Premium
Autoproteolysis of PIDD marks the bifurcation between pro‐death caspase‐2 and pro‐survival NF‐κB pathway
Author(s) -
Tinel Antoine,
Janssens Sophie,
Lippens Saskia,
Cuenin Solange,
Logette Emmanuelle,
Jaccard Bastienne,
Quadroni Manfredo,
Tschopp Jürg
Publication year - 2007
Publication title -
the embo journal
Language(s) - English
Resource type - Journals
SCImago Journal Rank - 7.484
H-Index - 392
eISSN - 1460-2075
pISSN - 0261-4189
DOI - 10.1038/sj.emboj.7601473
Subject(s) - biology , caspase 2 , nf κb , nfkb1 , caspase , caspase 8 , apoptosis , cancer research , genetics , virology , programmed cell death , gene , transcription factor
Upon DNA damage, a complex called the PIDDosome is formed and either signals NF‐κB activation and thus cell survival or alternatively triggers caspase‐2 activation and apoptosis. PIDD (p53‐induced protein with a death domain) is constitutively processed giving rise to a 48‐kDa N‐terminal fragment containing the leucine‐rich repeats (LRRs, PIDD‐N) and a 51‐kDa C‐terminal fragment containing the death domain (DD, PIDD‐C).
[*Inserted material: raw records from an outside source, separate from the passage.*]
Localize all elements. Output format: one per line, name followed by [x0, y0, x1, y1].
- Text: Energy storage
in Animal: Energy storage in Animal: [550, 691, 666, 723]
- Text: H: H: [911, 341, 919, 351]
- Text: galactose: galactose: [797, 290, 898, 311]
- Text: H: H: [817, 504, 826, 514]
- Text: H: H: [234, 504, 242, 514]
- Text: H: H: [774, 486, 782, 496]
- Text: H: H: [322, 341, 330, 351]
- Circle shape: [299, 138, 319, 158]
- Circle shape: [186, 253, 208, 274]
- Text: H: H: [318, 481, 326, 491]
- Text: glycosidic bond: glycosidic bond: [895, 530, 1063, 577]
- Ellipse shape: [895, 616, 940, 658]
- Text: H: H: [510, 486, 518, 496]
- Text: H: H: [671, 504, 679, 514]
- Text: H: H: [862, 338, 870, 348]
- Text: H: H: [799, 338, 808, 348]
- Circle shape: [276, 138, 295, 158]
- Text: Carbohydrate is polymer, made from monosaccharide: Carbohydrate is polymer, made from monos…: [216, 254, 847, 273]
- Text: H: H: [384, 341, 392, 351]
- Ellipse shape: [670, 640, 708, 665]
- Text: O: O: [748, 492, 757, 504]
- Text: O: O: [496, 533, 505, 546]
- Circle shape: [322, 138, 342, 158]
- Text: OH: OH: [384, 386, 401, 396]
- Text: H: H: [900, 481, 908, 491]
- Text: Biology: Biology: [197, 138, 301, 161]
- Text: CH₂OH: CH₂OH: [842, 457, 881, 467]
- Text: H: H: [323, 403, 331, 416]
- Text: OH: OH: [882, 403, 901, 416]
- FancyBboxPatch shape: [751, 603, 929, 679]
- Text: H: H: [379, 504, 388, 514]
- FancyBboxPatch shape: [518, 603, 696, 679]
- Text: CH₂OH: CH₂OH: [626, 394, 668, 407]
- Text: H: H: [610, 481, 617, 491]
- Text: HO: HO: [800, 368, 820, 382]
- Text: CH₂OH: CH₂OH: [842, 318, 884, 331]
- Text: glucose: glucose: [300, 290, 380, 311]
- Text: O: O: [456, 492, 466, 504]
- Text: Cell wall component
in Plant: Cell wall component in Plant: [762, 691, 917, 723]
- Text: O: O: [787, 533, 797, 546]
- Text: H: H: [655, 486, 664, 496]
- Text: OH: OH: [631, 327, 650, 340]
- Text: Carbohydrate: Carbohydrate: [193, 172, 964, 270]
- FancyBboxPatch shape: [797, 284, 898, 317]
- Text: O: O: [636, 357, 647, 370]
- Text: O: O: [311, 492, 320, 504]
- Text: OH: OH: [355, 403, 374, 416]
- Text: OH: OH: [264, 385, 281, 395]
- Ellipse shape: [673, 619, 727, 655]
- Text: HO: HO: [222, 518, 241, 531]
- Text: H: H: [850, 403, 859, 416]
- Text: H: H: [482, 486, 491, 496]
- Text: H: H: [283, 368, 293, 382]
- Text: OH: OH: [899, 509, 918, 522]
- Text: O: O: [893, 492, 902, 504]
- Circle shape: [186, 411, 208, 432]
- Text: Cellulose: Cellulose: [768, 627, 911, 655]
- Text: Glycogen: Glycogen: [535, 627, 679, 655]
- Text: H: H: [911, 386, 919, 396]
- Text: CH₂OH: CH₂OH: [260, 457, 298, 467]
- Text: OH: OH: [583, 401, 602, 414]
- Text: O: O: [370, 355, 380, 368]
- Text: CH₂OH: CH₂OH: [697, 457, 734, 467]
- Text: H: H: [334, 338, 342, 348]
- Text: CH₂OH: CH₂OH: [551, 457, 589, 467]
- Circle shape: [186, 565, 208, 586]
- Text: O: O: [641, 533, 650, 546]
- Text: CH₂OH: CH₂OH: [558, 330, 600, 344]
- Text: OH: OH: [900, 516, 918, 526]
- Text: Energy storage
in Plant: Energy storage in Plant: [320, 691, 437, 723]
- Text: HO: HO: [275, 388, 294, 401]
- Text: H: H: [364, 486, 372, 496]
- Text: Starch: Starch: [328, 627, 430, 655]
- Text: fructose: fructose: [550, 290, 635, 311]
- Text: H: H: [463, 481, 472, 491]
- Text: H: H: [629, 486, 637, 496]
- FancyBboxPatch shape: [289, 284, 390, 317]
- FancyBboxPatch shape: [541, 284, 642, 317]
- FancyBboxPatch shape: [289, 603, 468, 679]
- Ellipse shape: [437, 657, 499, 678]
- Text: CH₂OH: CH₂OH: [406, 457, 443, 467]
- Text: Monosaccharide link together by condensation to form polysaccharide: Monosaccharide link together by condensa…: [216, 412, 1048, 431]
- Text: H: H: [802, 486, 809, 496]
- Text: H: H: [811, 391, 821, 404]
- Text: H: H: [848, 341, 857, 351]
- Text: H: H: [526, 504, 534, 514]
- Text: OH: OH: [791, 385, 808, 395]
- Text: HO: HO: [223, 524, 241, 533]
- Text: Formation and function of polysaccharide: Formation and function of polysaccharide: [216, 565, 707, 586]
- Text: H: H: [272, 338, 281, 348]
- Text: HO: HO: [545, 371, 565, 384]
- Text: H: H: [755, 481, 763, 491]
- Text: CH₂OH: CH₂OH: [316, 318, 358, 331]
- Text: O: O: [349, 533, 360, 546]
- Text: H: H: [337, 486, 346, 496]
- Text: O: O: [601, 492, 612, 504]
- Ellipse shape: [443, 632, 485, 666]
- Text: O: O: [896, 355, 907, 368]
The latter undergoes further cleavage resulting in a 37‐kDa fragment (PIDD‐CC). Here we show that processing occurs at S446 (generating PIDD‐C) and S588 (generating PIDD‐CC) by an auto‐processing mechanism similar to that found in the nuclear pore protein Nup98/96 and inteins. Auto‐cleavage of PIDD determines the outcome of the downstream signaling events. Whereas initially formed PIDD‐C mediates the activation of NF‐κB via the recruitment of RIP1 and NEMO, subsequent formation of PIDD‐CC causes caspase‐2 activation and thus cell death. A non‐cleavable PIDD mutant is unable to translocate from the cytoplasm to the nucleus and loses both activities. In this way, auto‐proteolysis of PIDD might participate in the orchestration of the DNA damage‐induced life and death signaling pathways.